Original suggestion was to continue setting VF and IC above, and add a 3rd cascaded-if case that sets InterleaveCount to false below, w/o resetting UserIC, thereby retaining the current structure amap. But if you prefer fusing them together to check MaybeVF only once that's also ok.

fhahn added a comment.Feb 7 2019, 11:42 AM

Thanks Ayal! I'll add the line before committing. Are you ok for the latest iteration to go in?

Ayal added a comment.Feb 7 2019, 12:23 PM

Thanks Ayal! I'll add the line before committing. Are you ok for the latest iteration to go in?

Yes, I'm ok. Would have preferred the separate if (MaybeVF) { VF=..; IC=..; } and if (!MaybeVF && UserIC >0) { InterleaveCount = false; ... } else if ... version, but leave it for you to decide.

fhahn added a comment.Feb 7 2019, 12:31 PM

Thanks Ayal! I'll add the line before committing. Are you ok for the latest iteration to go in?

Yes, I'm ok. Would have preferred the separate if (MaybeVF) { VF=..; IC=..; } and if (!MaybeVF && UserIC >0) { InterleaveCount = false; ... } else if ... version, but leave it for you to decide.

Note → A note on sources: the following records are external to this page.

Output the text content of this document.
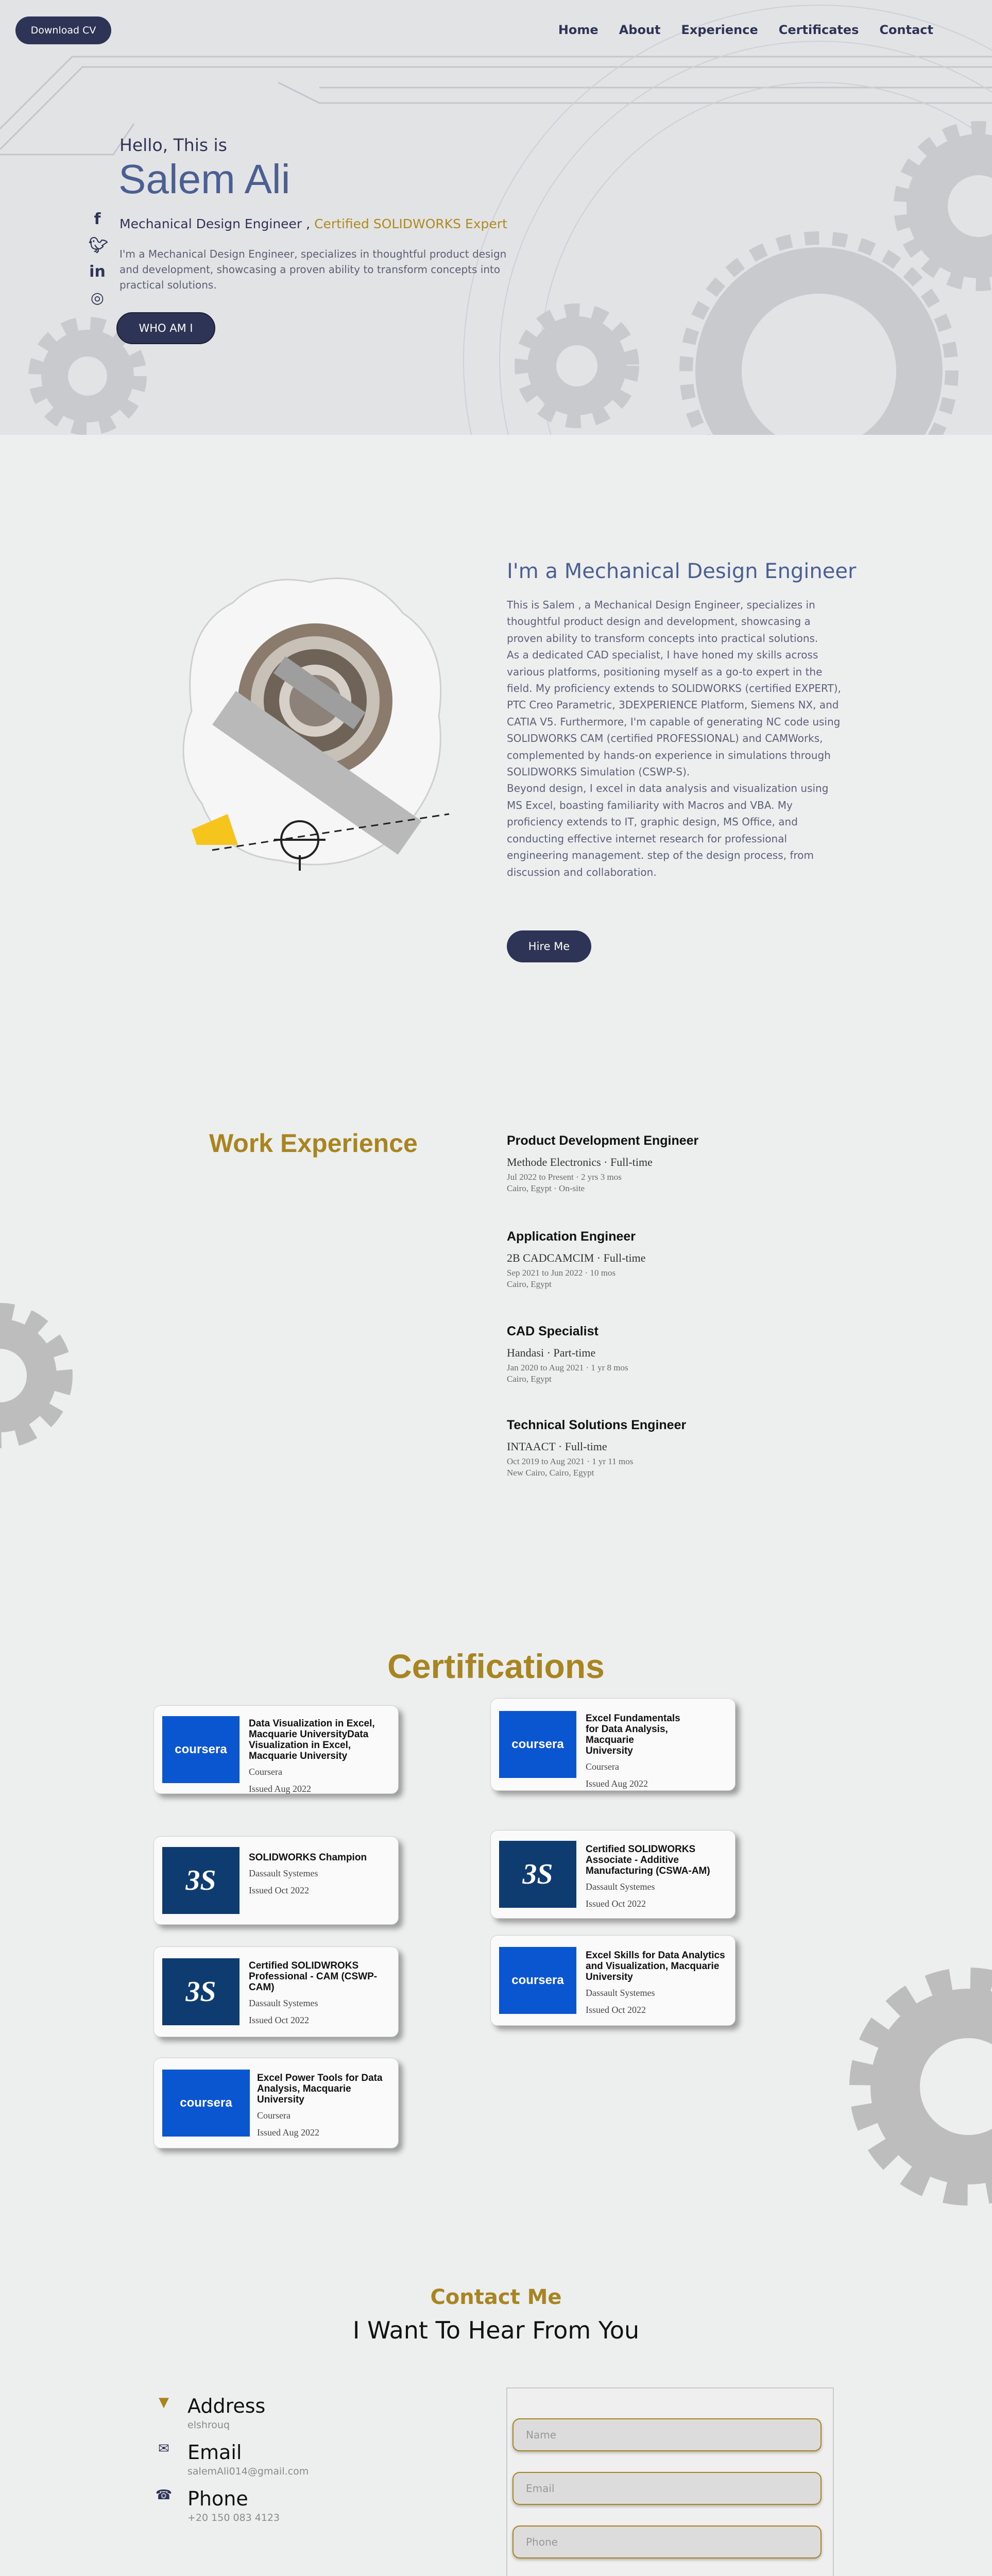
Download CV	Home About Experience Certificates Contact
Hello, This is
Salem Ali
Mechanical Design Engineer , Certified SOLIDWORKS Expert
I'm a Mechanical Design Engineer, specializes in thoughtful product design and development, showcasing a proven ability to transform concepts into practical solutions.
WHO AM I
f
🐦︎
in
◎
I'm a Mechanical Design Engineer

This is Salem , a Mechanical Design Engineer, specializes in thoughtful product design and development, showcasing a proven ability to transform concepts into practical solutions.

As a dedicated CAD specialist, I have honed my skills across various platforms, positioning myself as a go-to expert in the field. My proficiency extends to SOLIDWORKS (certified EXPERT), PTC Creo Parametric, 3DEXPERIENCE Platform, Siemens NX, and CATIA V5. Furthermore, I'm capable of generating NC code using SOLIDWORKS CAM (certified PROFESSIONAL) and CAMWorks, complemented by hands-on experience in simulations through SOLIDWORKS Simulation (CSWP-S).

Beyond design, I excel in data analysis and visualization using MS Excel, boasting familiarity with Macros and VBA. My proficiency extends to IT, graphic design, MS Office, and conducting effective internet research for professional engineering management. step of the design process, from discussion and collaboration.

Hire Me
Work Experience	Product Development Engineer
Methode Electronics · Full-time
Jul 2022 to Present · 2 yrs 3 mos
Cairo, Egypt · On-site
Application Engineer
2B CADCAMCIM · Full-time
Sep 2021 to Jun 2022 · 10 mos
Cairo, Egypt
CAD Specialist
Handasi · Part-time
Jan 2020 to Aug 2021 · 1 yr 8 mos
Cairo, Egypt
Technical Solutions Engineer
INTAACT · Full-time
Oct 2019 to Aug 2021 · 1 yr 11 mos
New Cairo, Cairo, Egypt
Certifications
coursera
Data Visualization in Excel, Macquarie UniversityData Visualization in Excel, Macquarie University
Coursera
Issued Aug 2022
coursera
Excel Fundamentals for Data Analysis, Macquarie University
Coursera
Issued Aug 2022
3S
SOLIDWORKS Champion
Dassault Systemes
Issued Oct 2022	3S
Certified SOLIDWORKS Associate - Additive Manufacturing (CSWA-AM)
Dassault Systemes
Issued Oct 2022
3S
Certified SOLIDWROKS Professional - CAM (CSWP-CAM)
Dassault Systemes
Issued Oct 2022
coursera
Excel Skills for Data Analytics and Visualization, Macquarie University
Dassault Systemes
Issued Oct 2022
coursera
Excel Power Tools for Data Analysis, Macquarie University
Coursera
Issued Aug 2022
Contact Me
I Want To Hear From You
▼ Address
elshrouq
✉ Email
salemAli014@gmail.com
☎ Phone
+20 150 083 4123
Name
Email
Phone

I'll update it before committing.

This revision was automatically updated to reflect the committed changes.
Ayal added inline comments.Feb 7 2019, 1:00 PM
llvm/trunk/lib/Transforms/Vectorize/LoopVectorize.cpp
7360

This UserIC = 1 is now redundant, right?

Thanks!

fhahn marked an inline comment as done.Feb 7 2019, 1:25 PM
fhahn added inline comments.
llvm/trunk/lib/Transforms/Vectorize/LoopVectorize.cpp
7360

Of course, just moved the code around.... Removed in rGf557a94aa32c.